Rhode Island U.S. District Court Judge Mary McElroy wrote that federal law does not allow the DOJ “to conduct the kind of fishing expedition it seeks here,” siding with Rhode Island election officials. She added that the DOJ did not provide evidence to suggest that Rhode Island violated election law.
McElroy, a Trump appointee, wrote that she sided with the similar decision in Oregon. That decision ruled that the DOJ was not entitled to unredacted voter registration lists.

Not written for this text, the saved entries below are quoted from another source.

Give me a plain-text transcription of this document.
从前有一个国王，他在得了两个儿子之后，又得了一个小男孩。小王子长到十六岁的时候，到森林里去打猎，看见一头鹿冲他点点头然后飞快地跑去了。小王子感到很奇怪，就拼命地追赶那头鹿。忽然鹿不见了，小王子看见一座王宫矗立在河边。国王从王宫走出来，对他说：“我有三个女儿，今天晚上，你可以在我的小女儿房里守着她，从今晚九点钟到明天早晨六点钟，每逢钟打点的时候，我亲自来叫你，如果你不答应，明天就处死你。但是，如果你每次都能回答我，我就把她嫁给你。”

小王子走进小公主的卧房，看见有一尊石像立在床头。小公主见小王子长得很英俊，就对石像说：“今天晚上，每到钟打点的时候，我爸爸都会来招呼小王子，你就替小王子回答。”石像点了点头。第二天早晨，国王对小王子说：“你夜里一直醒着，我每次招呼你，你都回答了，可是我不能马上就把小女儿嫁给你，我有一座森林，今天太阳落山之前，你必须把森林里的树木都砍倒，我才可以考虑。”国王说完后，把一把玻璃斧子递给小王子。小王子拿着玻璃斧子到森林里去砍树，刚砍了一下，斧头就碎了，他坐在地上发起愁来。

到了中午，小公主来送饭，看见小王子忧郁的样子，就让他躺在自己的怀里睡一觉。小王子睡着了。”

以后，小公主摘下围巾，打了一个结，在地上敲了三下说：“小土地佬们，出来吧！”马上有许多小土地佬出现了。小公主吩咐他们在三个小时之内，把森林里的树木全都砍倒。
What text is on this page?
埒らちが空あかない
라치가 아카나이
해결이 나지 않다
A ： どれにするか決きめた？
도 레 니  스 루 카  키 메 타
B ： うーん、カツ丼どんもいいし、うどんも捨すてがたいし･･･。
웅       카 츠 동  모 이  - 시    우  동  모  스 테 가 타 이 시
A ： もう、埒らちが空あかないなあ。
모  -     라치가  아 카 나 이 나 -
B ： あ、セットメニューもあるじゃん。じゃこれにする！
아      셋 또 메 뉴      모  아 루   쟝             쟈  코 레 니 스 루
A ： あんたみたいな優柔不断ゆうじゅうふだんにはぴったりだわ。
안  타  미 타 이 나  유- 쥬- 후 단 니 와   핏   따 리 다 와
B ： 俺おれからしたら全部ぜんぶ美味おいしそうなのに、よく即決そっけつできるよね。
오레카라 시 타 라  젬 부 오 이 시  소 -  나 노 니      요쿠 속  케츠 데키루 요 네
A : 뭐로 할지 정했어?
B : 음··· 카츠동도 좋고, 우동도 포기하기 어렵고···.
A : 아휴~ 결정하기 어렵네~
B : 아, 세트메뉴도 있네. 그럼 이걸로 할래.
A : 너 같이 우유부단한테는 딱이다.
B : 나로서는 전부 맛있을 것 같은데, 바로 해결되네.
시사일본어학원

“Absent from the demand are any factual allegations suggesting that Rhode Island may be violating the list maintenance requirements,” she said in her ruling.
Rhode Island Secretary of State Gregg Amore (D) praised McElroy’s decision. He said in a statement that the Trump administration “seems to have no problem taking actions that are clear Constitutional overreaches, regularly meddling in responsibilities that are the rights of the states.”
“Today’s decision affirms our position: the United States Department of Justice has no legal right to – or need for – the personally-identifiable information in our voter file,” he said. “Voter list maintenance is a responsibility entrusted to the states, and I remain confident in the steps we take here in Rhode Island to keep our list as accurate as possible.”
The Hill reached out to the DOJ for comment.
The DOJ called for the voter lists as it investigated Rhode Island’s compliance with the National Voter Registration Act of 1993, which allowed Americans to register to vote when they apply for a driver’s license.
The DOJ sued at least 30 states, as well as Washington, D.C., in December demanding their respective voter data. This data includes birth dates, names and partial Social Security numbers.
At least 12 states have given or said they will give the DOJ their voter registration lists, according to a tracker operated by the Brennan Center for Justice.
The department stated after it lost a similar suit against Massachusetts earlier this month that it had “sweeping powers” to access the voter data and that, if states fail to comply, courts have a “limited, albeit vital, role” in directing election officers on behalf of the administration to produce the records. The DOJ cited the Civil Rights Act as being intended to unearth alleged election law violations.